As Catholic doctors, serving the poor should also be one of the central themes of our duties. The Hippocratic Oath stated that we must treat the sick, free of all intentional injustice. We also recall Jesus’ words that whatever we do the least of his brethren, we do it to Him (Matthew 25:40). Therefore, it should be the nature of our services to serve the needy. Additionally, we have to fully grasp that patients are never objects, and neither are they media to achieve our personal glory and prosperity. They are our fellow human beings who we should treat with dignity.The centre of our services should always be the patients, not ourselves.
Since He was born, Jesus has taught us, by example, the spirit of humility in serving God. Throughout His life, Jesus had always been obedient to His Father. Not once did he stray from his mission to proclaim God’s love to the world.
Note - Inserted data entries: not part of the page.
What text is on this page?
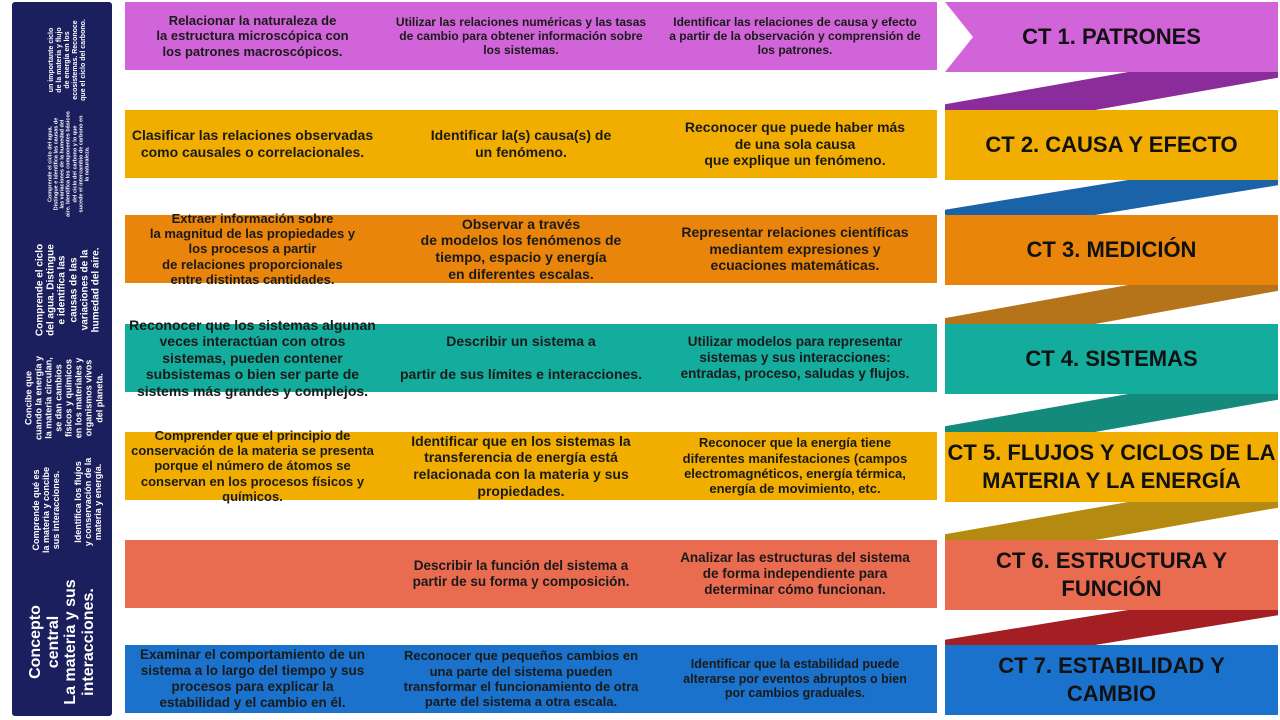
un importante ciclo
de la materia y flujo
de energía en los
ecosistemas. Reconoce
que el ciclo del carbono.
Comprende el ciclo del agua.
Distingue e identifica las causas de
las variaciones de la humedad del
aire. Identifica los componentes básicos
del ciclo del carbono y lo que
sucede el intercambio de carbono en
la naturaleza.
Comprende el ciclo
del agua. Distingue
e identifica las
causas de las
variaciones de la
humedad del aire.
Concibe que
cuando la energía y
la materia circulan,
se dan cambios
físicos y químicos
en los materiales y
organismos vivos
del planeta.
Comprende qué es
la materia y concibe
sus interacciones. Identifica los flujos
y conservación de la
materia y energía.
Concepto
central
La materia y sus
interacciones.
Relacionar la naturaleza de
la estructura microscópica con
los patrones macroscópicos.
Utilizar las relaciones numéricas y las tasas
de cambio para obtener información sobre
los sistemas.
Identificar las relaciones de causa y efecto
a partir de la observación y comprensión de
los patrones.
CT 1. PATRONES
Clasificar las relaciones observadas
como causales o correlacionales.
Identificar la(s) causa(s) de
un fenómeno.
Reconocer que puede haber más
de una sola causa
que explique un fenómeno.
CT 2. CAUSA Y EFECTO
Extraer información sobre
la magnitud de las propiedades y
los procesos a partir
de relaciones proporcionales
entre distintas cantidades.
Observar a través
de modelos los fenómenos de
tiempo, espacio y energía
en diferentes escalas.
Representar relaciones científicas
mediantem expresiones y
ecuaciones matemáticas.
CT 3. MEDICIÓN
Reconocer que los sistemas algunan
veces interactúan con otros
sistemas, pueden contener
subsistemas o bien ser parte de
sistems más grandes y complejos.
Describir un sistema a

partir de sus límites e interacciones.
Utilizar modelos para representar
sistemas y sus interacciones:
entradas, proceso, saludas y flujos.
CT 4. SISTEMAS
Comprender que el principio de
conservación de la materia se presenta
porque el número de átomos se
conservan en los procesos físicos y
químicos.
Identificar que en los sistemas la
transferencia de energía está
relacionada con la materia y sus
propiedades.
Reconocer que la energía tiene
diferentes manifestaciones (campos
electromagnéticos, energía térmica,
energía de movimiento, etc.
CT 5. FLUJOS Y CICLOS DE LA
MATERIA Y LA ENERGÍA
Describir la función del sistema a
partir de su forma y composición.
Analizar las estructuras del sistema
de forma independiente para
determinar cómo funcionan.
CT 6. ESTRUCTURA Y
FUNCIÓN
Examinar el comportamiento de un
sistema a lo largo del tiempo y sus
procesos para explicar la
estabilidad y el cambio en él.
Reconocer que pequeños cambios en
una parte del sistema pueden
transformar el funcionamiento de otra
parte del sistema a otra escala.
Identificar que la estabilidad puede
alterarse por eventos abruptos o bien
por cambios graduales.
CT 7. ESTABILIDAD Y
CAMBIO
We too, as His followers, should always remember that we are both children of the earth and children of God. Therefore, in our words and actions, it is always vital to constantly remind ourselves of our Christian values. We must always remember to be humble in our services to others, and we must always focus in helping others improving their quality of life.
As Pope Francis once said in 2003, each day we all face the choice to be Good Samaritans or to be indifferent travellers passing by. Which pathway do we wish to take? Christmas is a commemoration of God’s love to us sinners. It is our call as Christian doctors to pass on His grace to our fellow brothers and sisters who rely on us to save their lives and relieve their illness.May the peace of Christmas fill our hearts and strengthen us in carrying out our duties. Merry Christmas to all of us, and may God bless all of us.